Thursday, March 20, 2008

Protests marking the fifth anniversary of the Iraq war yesterday included no Hollywood stars and drew only a fraction of the tens of thousands that typically come to the nation’s capital for war protests.

The collection of antiwar group members, whose numbers reached only about 1,000, instead chose to scatter across the city in small, renegade bands to block traffic and disrupt work at the Internal Revenue Service and companies that they called the “pillars of war.”

Organizers said the relatively small turnout was no indication that the antiwar movement has lost momentum.

“We’ve done the marches,” Frida Berrigan, 33, of the War Resisters League of New York City told The Washington Times. “But for the fifth anniversary we needed to something different.”

Miss Berrigan, 33, also said organizers did not want to hold the protest over a weekend, which typically brings bus loads of out-of-state marchers, because this weekend includes Easter Sunday and there was a gathering last weekend in Silver Spring of veterans against the Iraq and Afghanistan wars.

Michael Franc, vice president for government relations at the Heritage Foundation in the District, said the low turnout reflects the issues defining the presidential campaigns, particularly how the war has become “second fiddle” to the economy and health care.

“What the candidates are saying and not saying is a market test on how the interest in the war has diminished,” he said.

Mr. Franc also said that the campaign messages and the press”s coverage of them reinforce each other and that the de-emphasis on the war “leads up to less participation in protests.

Though the war has been unpopular, an Associated Press-Ipsos poll in December showed that growing numbers of people think the U.S. is making progress and will eventually be able to claim some success in Iraq.

About 32 protesters were arrested in the morning when they tried to cross a barricade and block entrances at the IRS headquarters, said Ernestine Fobbs, a Federal Protective Service spokeswoman.

Brian Bickett, 29, was among the first arrested. The high school theater teacher from Brooklyn, N.Y., said he had never engaged in civil disobedience before.

“We need to find lots of different ways to resist the war, and I decided to try this,” he said.

About 100 protesters were led by a marching band and gathered at the main entrance of the building, in the 1100 block of Constitution Avenue Northwest. Some of them jumped a barricade and sat down in front of the doors and were immediately detained. A second group did the same thing at a side entrance.
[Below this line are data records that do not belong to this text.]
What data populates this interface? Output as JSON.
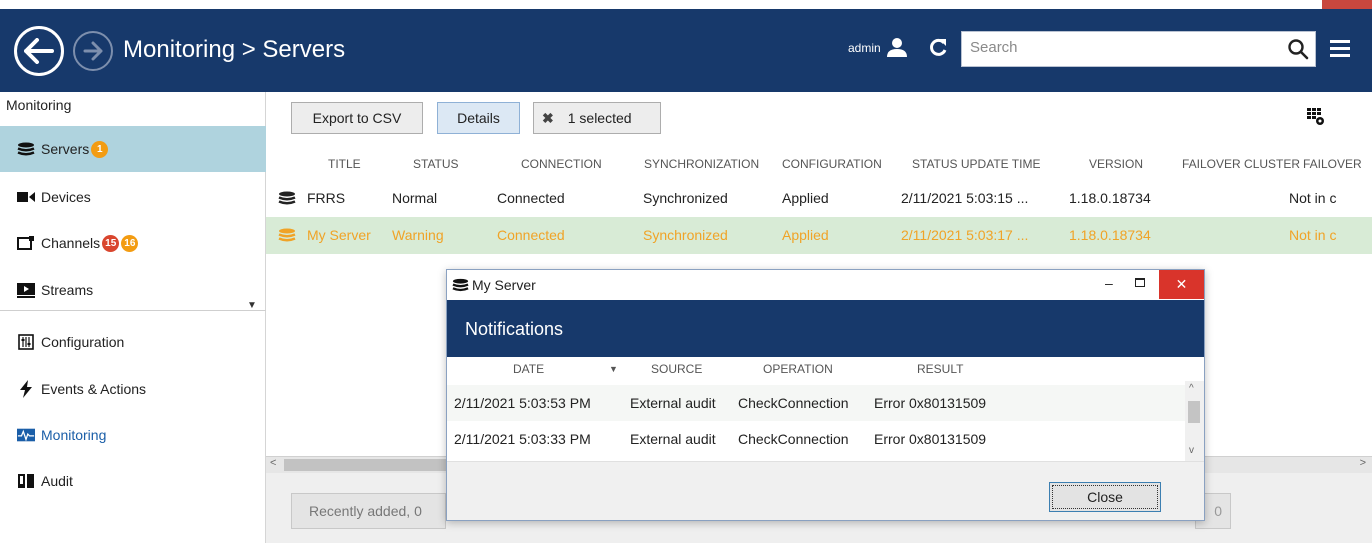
{
  "header": {
    "title": "Monitoring > Servers",
    "user": "admin",
    "search_placeholder": "Search",
    "icons": [
      "back-arrow-icon",
      "forward-arrow-icon",
      "user-icon",
      "refresh-icon",
      "search-icon",
      "menu-icon"
    ],
    "accent": "#17396b"
  },
  "sidebar": {
    "header": "Monitoring",
    "items": [
      {
        "label": "Servers",
        "icon": "server-stack-icon",
        "badges": [
          "1"
        ],
        "active": true
      },
      {
        "label": "Devices",
        "icon": "camera-icon",
        "badges": []
      },
      {
        "label": "Channels",
        "icon": "channel-icon",
        "badges": [
          "15",
          "16"
        ]
      },
      {
        "label": "Streams",
        "icon": "stream-icon",
        "badges": []
      },
      {
        "label": "Configuration",
        "icon": "configuration-icon",
        "badges": []
      },
      {
        "label": "Events & Actions",
        "icon": "lightning-icon",
        "badges": []
      },
      {
        "label": "Monitoring",
        "icon": "monitoring-icon",
        "badges": []
      },
      {
        "label": "Audit",
        "icon": "book-icon",
        "badges": []
      }
    ]
  },
  "toolbar": {
    "export_label": "Export to CSV",
    "details_label": "Details",
    "selected_label": "1 selected",
    "selected_icon": "clear-selection-icon",
    "grid_icon": "grid-settings-icon"
  },
  "table": {
    "columns": [
      "TITLE",
      "STATUS",
      "CONNECTION",
      "SYNCHRONIZATION",
      "CONFIGURATION",
      "STATUS UPDATE TIME",
      "VERSION",
      "FAILOVER CLUSTER",
      "FAILOVER"
    ],
    "rows": [
      {
        "title": "FRRS",
        "status": "Normal",
        "connection": "Connected",
        "sync": "Synchronized",
        "config": "Applied",
        "time": "2/11/2021 5:03:15 ...",
        "version": "1.18.0.18734",
        "cluster": "",
        "failover": "Not in c"
      },
      {
        "title": "My Server",
        "status": "Warning",
        "connection": "Connected",
        "sync": "Synchronized",
        "config": "Applied",
        "time": "2/11/2021 5:03:17 ...",
        "version": "1.18.0.18734",
        "cluster": "",
        "failover": "Not in c"
      }
    ],
    "warning_color": "#f0a327",
    "selected_row_color": "#d8ebd6"
  },
  "bottom": {
    "recent_label": "Recently added, 0",
    "right_label": "0"
  },
  "dialog": {
    "window_title": "My Server",
    "header": "Notifications",
    "columns": [
      "DATE",
      "SOURCE",
      "OPERATION",
      "RESULT"
    ],
    "rows": [
      {
        "date": "2/11/2021 5:03:53 PM",
        "source": "External audit",
        "operation": "CheckConnection",
        "result": "Error 0x80131509"
      },
      {
        "date": "2/11/2021 5:03:33 PM",
        "source": "External audit",
        "operation": "CheckConnection",
        "result": "Error 0x80131509"
      }
    ],
    "close_label": "Close"
  }
}
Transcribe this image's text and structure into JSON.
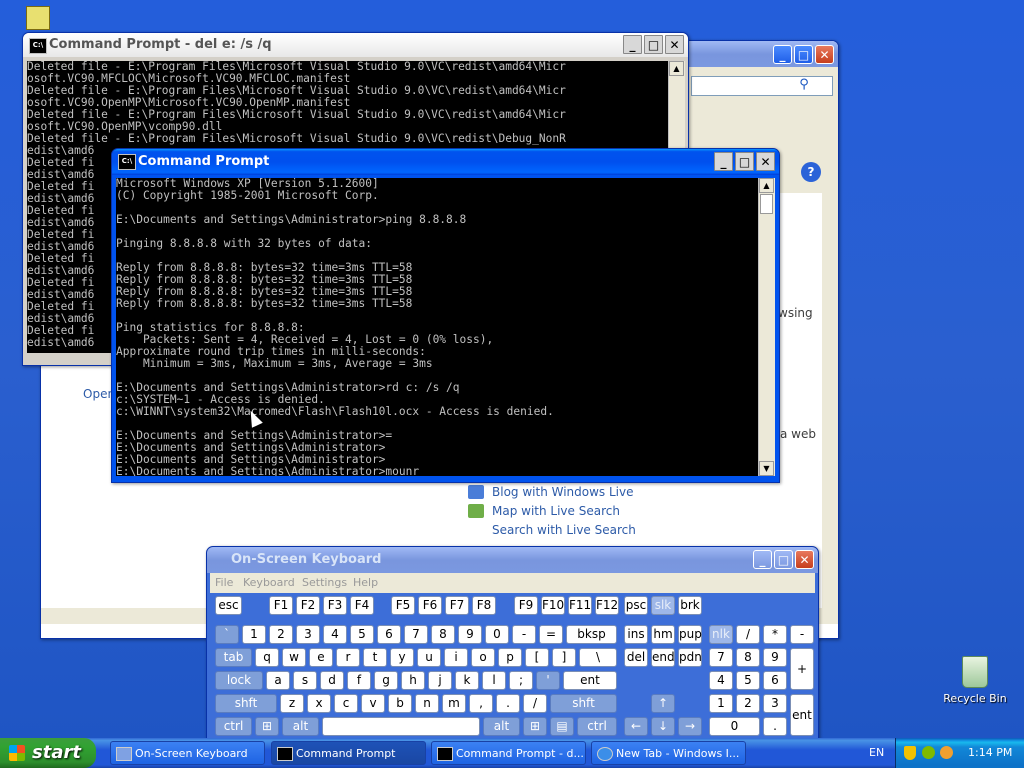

The Metropolitan Police Department arrested one person for crossing a police line, spokeswoman Traci Hughes said.

A tense scene unfolded before noon when a band of protesters blocked off the intersection at 14th and K streets Northwest, near the American Petroleum Institute, forcing department officers in helmets to move protesters to sidewalks.

Some protesters chanted “No blood for oil.”

Among the other groups protesting were Code Pink, Veterans for Peace, Peace Action, and United for Peace and Justics.

Groups supporting the war were also present. A handful of people gathered at a nearby armed forces recruiting center.

“We’re out here to show support for our troops on the anniversary of the liberation of Iraq,” said Kristinn Taylor, 45, of the District.

Colby Dillard held a sign reading “We support our brave military and their just mission” and pointed to red paint that one of the protesters had splattered on the sidewalk.

“The same blood was spilled to give you the right to do what you’re doing,” Mr. Dillard, who served in Iraq in 2003, told the protesters.

Earlier in the day, about 150 people, mostly with the group Veterans for Peace, marched down Independence Avenue Northwest. Many of them carried upside-down American flags, which they said symbolized a nation in distress.

Police also tussled with protesters over the yellow tape they tried to string along the fence protecting the White House, after they held a waterboarding demonstration. Nobody was injured and no arrests were made.

Daniel Black, who was stationed in Fallujah with the Marines in 2004, said that after he returned, he came to believe the war was a mistake.

War protests on Washington have slowly dwindled since their height on Oct. 21, 1967. An estimated 50,000 people marched in front of the Defense Department’s headquarters and roughly 600 protesters were arrested.

In January 2007, tens of thousands, including actress and Vietnam-era protester Jane Fonda, came to the District for weekend protests. There were reports of only minor incidents and a handful of arrests.

Elaine Matthews of the Granny Peace Brigade said yesterday that of the main presidential candidates, Sen. John McCain, a Republican is the “worst” on Iraq and Sen. Barack Obama, Illinois Democrat, is the best. However, Mrs. Matthews, 57, said Mr. Obama is still too “warlike,” despite his commitment to leave Iraq.

Similar protests were held yesterday throughout the country.

About 20 protesters were arrested at a rally in Syracuse, N.Y., for blocked traffic by creating a mock Baghdad street scene. Five were arrested In Hartford, Conn., for blocking the front door of a federal courthouse.

Hsin-Yin Lee and Matthew Cawvey contributed to this article, which is based in part on wire service reports.